Agência Câmara de Notícias

A Câmara dos Deputados analisa o Projeto de Lei 7735/14, do Poder Executivo, que revisa a legislação que trata de pesquisa científica e exploração do patrimônio genético de plantas e animais nativos; e dos conhecimentos indígenas ou tradicionais sobre propriedades e usos de plantas, extratos e outras substâncias. O projeto tramita em regime de urgência constitucional e tranca a pauta do Plenário desde 11 de agosto.

Entre as principais novidades estão a simplificação de procedimentos para pesquisa científica; e a alteração de regras sobre a repartição de benefícios dos produtos derivados da utilização de recursos genéticos, uma espécie de royalty pago pelas empresas sobre o uso de conhecimentos tradicionais ou de substâncias encontradas em plantas ou animais.

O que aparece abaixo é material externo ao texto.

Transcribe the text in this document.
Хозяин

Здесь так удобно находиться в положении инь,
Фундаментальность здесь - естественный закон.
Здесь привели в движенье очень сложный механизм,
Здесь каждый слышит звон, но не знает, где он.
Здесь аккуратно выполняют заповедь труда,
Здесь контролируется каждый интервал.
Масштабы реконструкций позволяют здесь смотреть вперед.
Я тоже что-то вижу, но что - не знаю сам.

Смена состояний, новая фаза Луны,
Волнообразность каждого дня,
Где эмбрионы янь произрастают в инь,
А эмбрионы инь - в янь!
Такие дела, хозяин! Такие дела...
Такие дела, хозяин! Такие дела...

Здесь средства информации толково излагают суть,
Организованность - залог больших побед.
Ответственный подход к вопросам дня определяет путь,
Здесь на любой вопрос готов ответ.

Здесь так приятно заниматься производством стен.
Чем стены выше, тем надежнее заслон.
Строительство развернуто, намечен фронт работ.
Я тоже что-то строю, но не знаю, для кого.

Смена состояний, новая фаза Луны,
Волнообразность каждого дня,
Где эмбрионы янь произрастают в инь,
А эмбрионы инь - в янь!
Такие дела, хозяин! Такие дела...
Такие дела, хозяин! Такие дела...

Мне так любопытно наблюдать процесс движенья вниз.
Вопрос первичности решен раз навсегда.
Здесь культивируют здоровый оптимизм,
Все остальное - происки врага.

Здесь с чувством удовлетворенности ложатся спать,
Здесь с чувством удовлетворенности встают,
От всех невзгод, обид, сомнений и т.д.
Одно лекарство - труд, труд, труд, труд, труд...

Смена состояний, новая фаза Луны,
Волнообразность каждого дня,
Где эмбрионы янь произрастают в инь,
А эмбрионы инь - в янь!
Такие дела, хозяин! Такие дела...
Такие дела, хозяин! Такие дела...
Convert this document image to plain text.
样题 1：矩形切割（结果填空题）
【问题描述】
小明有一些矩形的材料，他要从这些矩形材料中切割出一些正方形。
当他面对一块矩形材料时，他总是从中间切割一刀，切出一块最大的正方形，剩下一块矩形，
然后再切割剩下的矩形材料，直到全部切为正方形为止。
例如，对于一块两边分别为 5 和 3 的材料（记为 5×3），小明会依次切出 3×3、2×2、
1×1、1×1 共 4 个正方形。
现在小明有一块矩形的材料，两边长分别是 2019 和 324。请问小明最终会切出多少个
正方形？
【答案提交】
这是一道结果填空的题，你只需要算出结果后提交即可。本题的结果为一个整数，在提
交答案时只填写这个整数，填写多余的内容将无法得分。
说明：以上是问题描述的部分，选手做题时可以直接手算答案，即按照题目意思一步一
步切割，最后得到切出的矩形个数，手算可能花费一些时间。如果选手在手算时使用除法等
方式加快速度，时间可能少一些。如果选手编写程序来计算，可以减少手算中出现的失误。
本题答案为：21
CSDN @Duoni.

A proposta atualiza a Medida Provisória 2.186-16/01, que regulamenta a Convenção sobre Diversidade Biológica (CDB), mas não traz regras para pesquisas ligadas à agricultura e produção de alimentos – que continuarão reguladas pela MP. O projeto ou a MP tampouco regulamentam as pesquisas sobre o patrimônio genético humano, que estão sujeitas a legislação específica.

O governo argumenta que a proposta tem o objetivo de substituir o modelo atual – voltado quase exclusivamente para o comando e o controle – por um sistema ancorado em mecanismos de estímulo à pesquisa, monitoramento e rastreabilidade.

Pesquisa
A proposta simplifica o trabalho de pesquisadores brasileiros, de instituições brasileiras e de empresas com sede no exterior vinculadas a entidades nacionais, que precisarão apenas de um cadastro declaratório para ter acesso ao patrimônio genético ou conhecimento tradicional, bem como para a remessa de amostra para o exterior. A remessa para dentro do País não necessitará de cadastro.

Atualmente, é necessária autorização prévia do Conselho de Gestão do Patrimônio Genético (Cgen) para o início das pesquisas, processo que leva tempo e exige grande documentação do pesquisador.

Segundo o governo, a legislação atual impõe ao pesquisador e às empresas uma série de restrições para o acesso às substâncias que se pretende pesquisar. “Há uma extensa lista de requisitos que precisam ser atendidos e documentos a serem apresentados, independentemente do resultado que aquele acesso possa ter”, diz o texto de justificativa da MP.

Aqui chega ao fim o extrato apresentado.